Selon Ouest France, l’administration Trump a placé le Venezuela sous tutelle en raison de ses vastes ressources minières, et non seulement pour son pétrole. Le sous-sol vénézuélien regorge en effet d’or, de terres rares et de minéraux stratégiques, mais leur exploitation se heurte à la présence d’organisations criminelles dans certaines zones.

Ce qu'il faut retenir

  • Le Venezuela abrite les plus grandes réserves mondiales de pétrole, mais aussi d’importantes ressources minières.
  • Ces gisements incluent de l’or, des terres rares et d’autres minéraux convoités par les États-Unis.
  • Une partie des zones minières est contrôlée par des groupes criminels, compliquant leur exploitation légale.
  • L’administration Trump a instauré une tutelle sur le pays, en partie pour sécuriser l’accès à ces ressources.
  • Ces minerais sont essentiels pour les technologies modernes, notamment les énergies vertes et l’industrie électronique.

Un sous-sol riche en minerais stratégiques

Le Venezuela possède des réserves minières parmi les plus importantes au monde. Outre les plus grandes réserves pétrolières mondiales, estimées à plus de 300 milliards de barils, le pays détient également des gisements significatifs d’or, de diamants, de bauxite et de coltan. Selon des estimations officielles citées par Ouest France, les réserves d’or pourraient atteindre plus de 10 000 tonnes, tandis que celles de terres rares — essentielles pour les batteries et les technologies vertes — s’élèvent à plusieurs centaines de milliers de tonnes. Ces minerais attirent particulièrement l’attention des États-Unis, dont l’industrie dépend fortement de ces ressources.
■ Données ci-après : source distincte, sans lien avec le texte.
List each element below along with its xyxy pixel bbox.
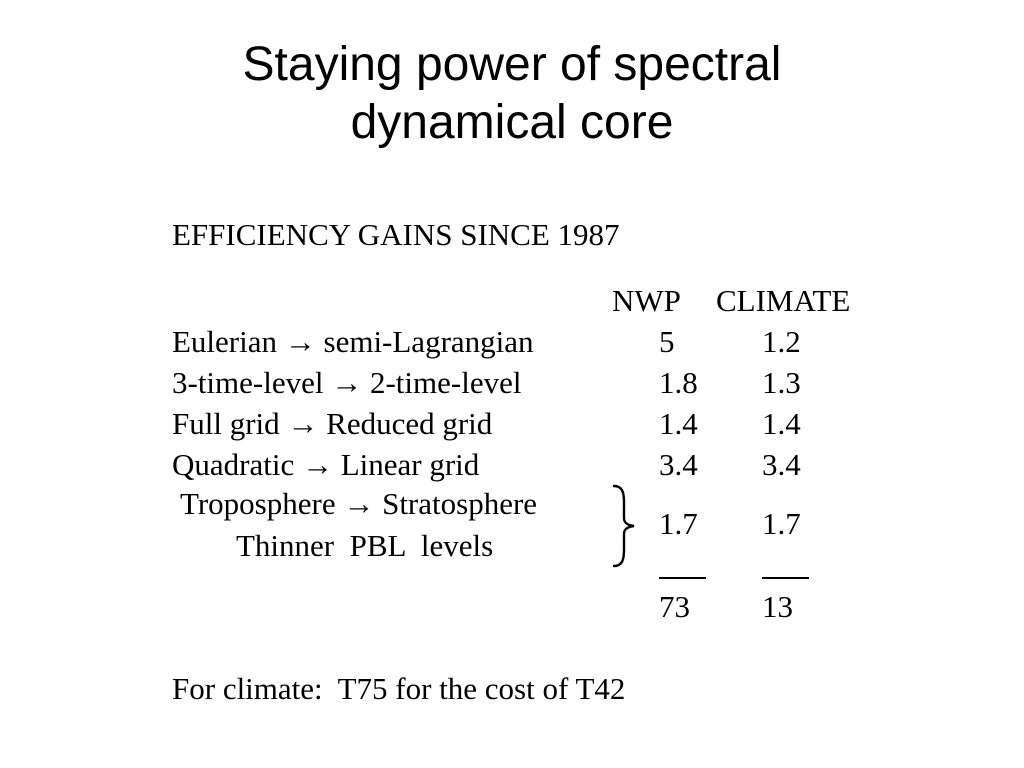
total-climate-value: 13 (762, 589, 793, 624)
grouped-nwp-value: 1.7 (659, 506, 698, 541)
right-brace-icon (612, 484, 635, 568)
total-nwp-value: 73 (659, 589, 690, 624)
slide-title-line-2: dynamical core (350, 96, 674, 149)
grouped-climate-value: 1.7 (762, 506, 801, 541)
column-header-nwp: NWP (612, 283, 681, 318)
row-nwp-value: 3.4 (659, 447, 698, 482)
grouped-row-label-1: Troposphere → Stratosphere (180, 486, 538, 521)
row-label: Full grid → Reduced grid (172, 406, 493, 441)
row-label: Eulerian → semi-Lagrangian (172, 324, 534, 359)
column-header-climate: CLIMATE (716, 283, 851, 318)
row-label: 3-time-level → 2-time-level (172, 365, 522, 400)
slide-title-line-1: Staying power of spectral (242, 38, 782, 91)
sum-rule-climate (762, 577, 809, 579)
footer-note: For climate: T75 for the cost of T42 (172, 671, 626, 706)
table-heading: EFFICIENCY GAINS SINCE 1987 (172, 217, 620, 252)
row-label: Quadratic → Linear grid (172, 447, 480, 482)
sum-rule-nwp (659, 577, 706, 579)
slide-title: Staying power of spectral dynamical core (0, 36, 1024, 152)
row-climate-value: 1.4 (762, 406, 801, 441)
grouped-row-label-2: Thinner PBL levels (236, 528, 494, 563)
row-nwp-value: 5 (659, 324, 675, 359)
row-climate-value: 1.2 (762, 324, 801, 359)
row-nwp-value: 1.8 (659, 365, 698, 400)
row-climate-value: 3.4 (762, 447, 801, 482)
row-climate-value: 1.3 (762, 365, 801, 400)
row-nwp-value: 1.4 (659, 406, 698, 441)
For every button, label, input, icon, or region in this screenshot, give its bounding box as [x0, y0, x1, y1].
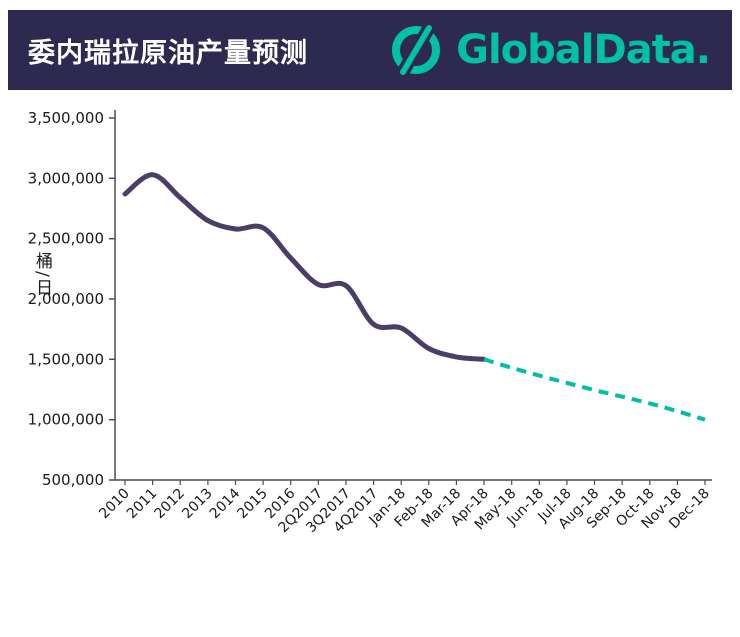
y-axis-title: 桶/日 [32, 252, 52, 298]
y-tick-label: 500,000 [42, 471, 104, 489]
y-tick-label: 3,000,000 [28, 169, 104, 187]
y-tick-label: 3,500,000 [28, 109, 104, 127]
y-tick-label: 2,500,000 [28, 230, 104, 248]
brand-wordmark: GlobalData. [456, 27, 711, 73]
x-tick-label: 2011 [124, 486, 161, 523]
y-tick-label: 2,000,000 [28, 290, 104, 308]
y-tick-label: 1,500,000 [28, 350, 104, 368]
globaldata-logo-icon [392, 24, 441, 76]
x-tick-label: 2012 [152, 486, 189, 523]
forecast-production-line [483, 357, 706, 422]
y-tick-label: 1,000,000 [28, 411, 104, 429]
x-tick-label: 2013 [179, 486, 216, 523]
actual-production-line [122, 172, 487, 362]
header-banner: 委内瑞拉原油产量预测 GlobalData. [8, 10, 732, 90]
chart-area: 桶/日 500,000 1,000,000 1,500,000 2,000,000 2,… [0, 90, 740, 627]
page-title: 委内瑞拉原油产量预测 [28, 37, 308, 69]
x-tick-label: 2010 [96, 486, 133, 523]
x-tick-label: 2015 [234, 486, 271, 523]
x-tick-label: 2014 [207, 485, 244, 522]
brand-logo: GlobalData. [388, 22, 711, 78]
production-line-chart: 500,000 1,000,000 1,500,000 2,000,000 2,500,… [28, 109, 713, 536]
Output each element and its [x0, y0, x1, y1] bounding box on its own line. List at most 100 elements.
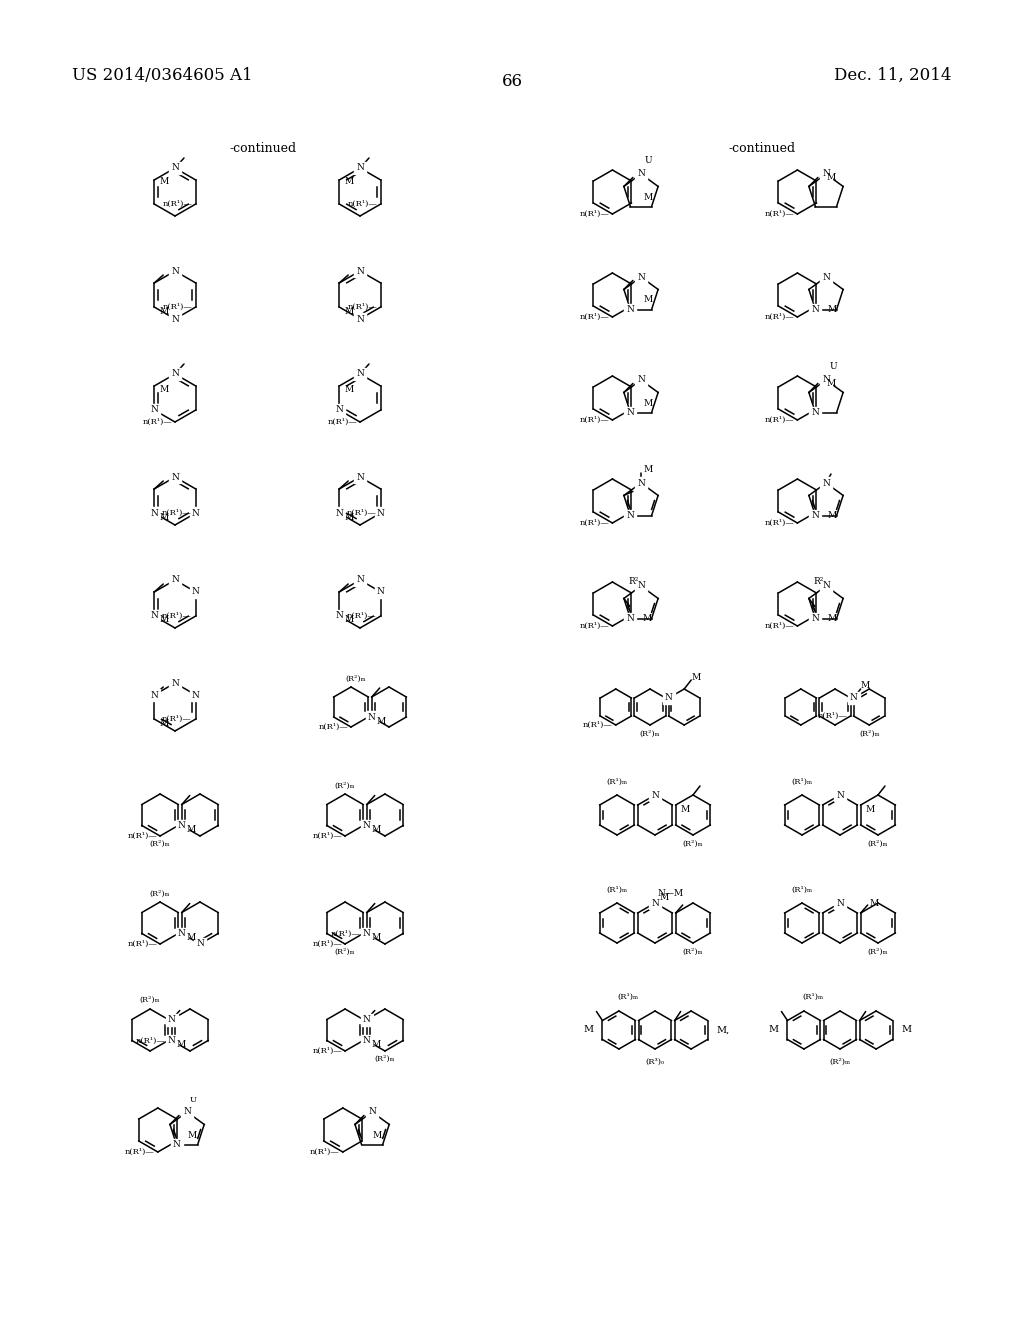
Text: (R²)ₘ: (R²)ₘ: [335, 781, 355, 789]
Text: M: M: [159, 177, 169, 186]
Text: N: N: [811, 511, 819, 520]
Text: M: M: [372, 933, 381, 942]
Text: N: N: [822, 582, 829, 590]
Text: N: N: [356, 267, 364, 276]
Text: (R¹)ₘ: (R¹)ₘ: [617, 993, 639, 1001]
Text: Dec. 11, 2014: Dec. 11, 2014: [835, 66, 952, 83]
Text: M: M: [827, 379, 837, 388]
Text: U: U: [190, 1096, 197, 1104]
Text: N: N: [191, 587, 200, 597]
Text: N: N: [369, 1107, 376, 1117]
Text: n(R¹)—: n(R¹)—: [318, 723, 348, 731]
Text: n(R¹)—: n(R¹)—: [765, 210, 795, 218]
Text: M,: M,: [716, 1026, 729, 1035]
Text: N: N: [836, 791, 844, 800]
Text: n(R¹)—: n(R¹)—: [142, 418, 172, 426]
Text: N: N: [627, 305, 634, 314]
Text: N: N: [651, 791, 658, 800]
Text: N: N: [627, 408, 634, 417]
Text: n(R¹)—: n(R¹)—: [312, 832, 342, 840]
Text: (R¹)ₘ: (R¹)ₘ: [792, 886, 813, 894]
Text: N: N: [811, 614, 819, 623]
Text: R²: R²: [814, 577, 824, 586]
Text: N: N: [171, 473, 179, 482]
Text: n(R¹)—: n(R¹)—: [312, 1047, 342, 1055]
Text: N: N: [178, 821, 185, 830]
Text: N: N: [637, 375, 645, 384]
Text: M: M: [372, 825, 381, 834]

Cependant, l’exploitation de ces gisements reste problématique. Une partie des zones minières est sous le contrôle de groupes armés et de cartels, qui en tirent des revenus illicites. Ces organisations, souvent liées à des factions politiques ou à des réseaux transfrontaliers, rendent difficile toute activité minière légale ou sécurisée.

La tutelle américaine : une stratégie à double détente

L’administration Trump a instauré une tutelle sur le Venezuela, officiellement pour des raisons politiques et économiques. Cette mesure vise notamment à stabiliser le pays et à sécuriser l’accès aux ressources minières, mais aussi à réduire l’influence de régimes concurrents comme celui de la Chine ou de la Russie. Selon des analystes cités par Ouest France, Washington cherche ainsi à diversifier ses approvisionnements en minerais stratégiques, alors que la demande mondiale explose avec la transition énergétique.

Cette stratégie s’inscrit dans un contexte plus large de rivalité géopolitique. Les États-Unis tentent de limiter leur dépendance vis-à-vis de la Chine, qui domine actuellement le marché des terres rares et des minerais critiques. En sécurisant des sources alternatives comme le Venezuela, l’administration américaine espère renforcer sa souveraineté industrielle et technologique.

Un défi sécuritaire et environnemental

L’exploitation des minerais vénézuéliens se heurte à deux obstacles majeurs : la sécurité et l’impact environnemental. Les zones minières, souvent situées dans des régions reculées et difficiles d’accès, sont le théâtre d’affrontements entre groupes armés, ce qui rend les opérations minières risquées. Selon des rapports des Nations unies, ces conflits ont déjà causé des milliers de morts et déplacé des populations entières. Par ailleurs, l’exploitation minière illégale entraîne une déforestation massive et une pollution des sols et des cours d’eau, aggravant une crise écologique déjà bien réelle.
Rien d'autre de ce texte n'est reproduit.